From the stack: Asterios Polyp

August 13, 2009

asterios

Isn’t that a great page? I love the way images and text join forces to tell you everything you need to know about the characters’ relationship. It’s from David Mazzucchelli’s much-praised, best-selling graphic-novel debut, Asterios Polyp (Pantheon). The book is pretty much front-to-back filled with great pages like that, and by “like that,” I don’t mean “told with the same visual techniques.” I mean that Mazzucchelli seems to have limitless imagination when it comes to finding inventive ways to fuse words and images (composition, line, color, style) to convey character and plot. It’s a tour de force of cartooning.

asterioscoverIn my experience, tours de force, while breathtaking, can sometimes end up seeming a little hollow. The artistry and technique can excuse the fact that there really isn’t very much underneath. My week has coincidentally ended up being about contemplating books with diversely amazing art. For instance, I found Daisuke Igarashi’s Children of the Sea (Viz) both visually breathtaking and emotionally satisfying, so that was good. I found the beginning of J.H. Williams III and Greg Rucka’s Batwoman arc in Detective (DC) to be dazzling to the eye and unsurprising in most other ways. Asterios Polyp falls squarely on the Children of the Sea end of the spectrum.

For all of the craft on display, and in spite of the fact that it’s about a male narcissist with relationship problems, it’s a funny and nuanced story. (New rule: let’s only allow graphic novels about male narcissists with relationship problems to be published if they’re this good. We could form a screening committee.) Asterios is an architect and professor; he’s won awards for his designs, but none of them have ever become actual buildings. He’s a paper architect, never transcending two dimensions.

This is entirely appropriate. As the terrific page above suggests, he’s obsessed with dichotomies – life and death, organic and mechanical, order and chaos. It’s no accident that he virtually always appears in profile, a hook-nosed escapee from a cartoon from The New Yorker. It’s also no surprise that his ironically myopic world view keeps him from fully connecting with his fragile, lovely wife, Hana. It’s entirely possible that he chose her to fulfill another dichotomy – left-brain unites with right-brain, urbane weds earthy, Rea Irvin meets Osamu Tezuka. Even his nickname for her constitutes an attempt to wedge her further into his yin-and-yang perception.
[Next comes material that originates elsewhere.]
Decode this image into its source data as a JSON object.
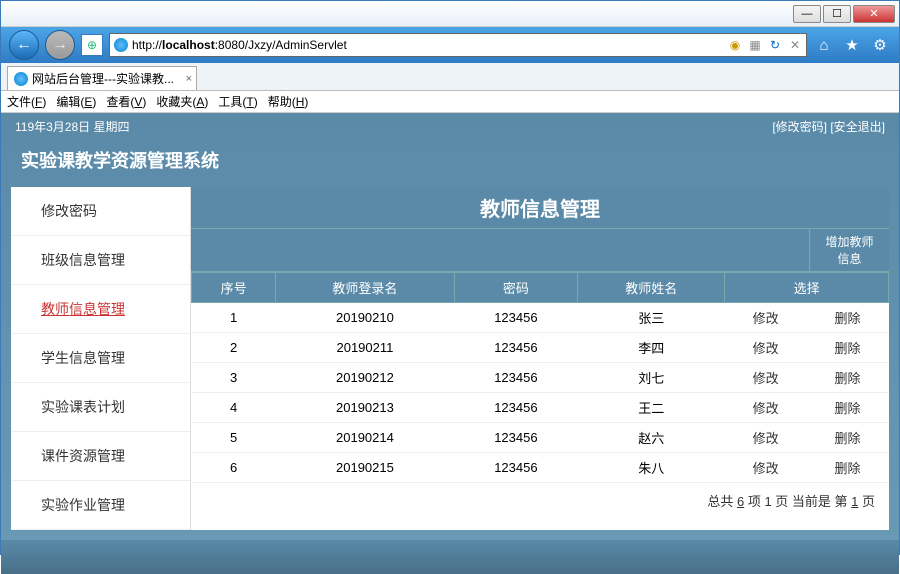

Fortunately for her and less so for him, Hana is not so fragile that she can put up with a lifetime of that kind of reduction.

Mazzucchelli juxtaposes scenes pulled from Asterios’ past with Hana with his more difficult present. Disaster has followed decline, and Asterios does the sensible thing – he hits the road going as far as limited funds will take him. He winds up in a small town where the people have their own interests and obsessions and are cordially impervious to any stab at condescension Asterios might make. He doesn’t wind up in Mayberry. The wisdom of the people he meets isn’t homespun; at times it isn’t even wisdom. But they have passions and nuanced belief systems, and they’re striking enough that Asterios actually listens to them. For him, it’s progress.
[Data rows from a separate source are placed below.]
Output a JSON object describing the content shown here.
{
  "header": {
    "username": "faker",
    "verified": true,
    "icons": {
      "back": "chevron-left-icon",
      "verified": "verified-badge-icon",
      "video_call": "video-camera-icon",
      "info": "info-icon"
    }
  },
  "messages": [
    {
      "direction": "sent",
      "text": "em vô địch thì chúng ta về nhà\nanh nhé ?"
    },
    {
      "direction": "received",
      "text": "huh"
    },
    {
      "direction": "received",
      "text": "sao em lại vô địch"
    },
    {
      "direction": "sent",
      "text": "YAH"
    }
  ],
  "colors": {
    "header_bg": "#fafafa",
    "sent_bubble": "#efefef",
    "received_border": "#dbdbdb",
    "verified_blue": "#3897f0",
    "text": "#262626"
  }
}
I’m reluctant to mention the plot or character dynamics in any more detail, because Mazzucchelli has a way with contorting familiar elements in surprising ways, and not just in the illustrative sense. Even if Asterios Polyp was just prose, it would still offer plenty of surprises. Of course, it’s about as far from being “just prose” as you can get, and I suppose it would be possible to be carried along by the immense craft of the thing. I don’t think that’s likely, as there’s splendid feeling to the thing as well.

By the way, Ng Suat Tong contributed a comprehensive reader’s guide to Asterios Polyp to The Comics Reporter. As the author notes, “this article will be of limited use to a person who has not read the book.” If you have read the, and I really recommend you do, whether for pyrotechnic displays of cartooning or for the fact that they still manage to serve a moving, intelligent story, go take a look.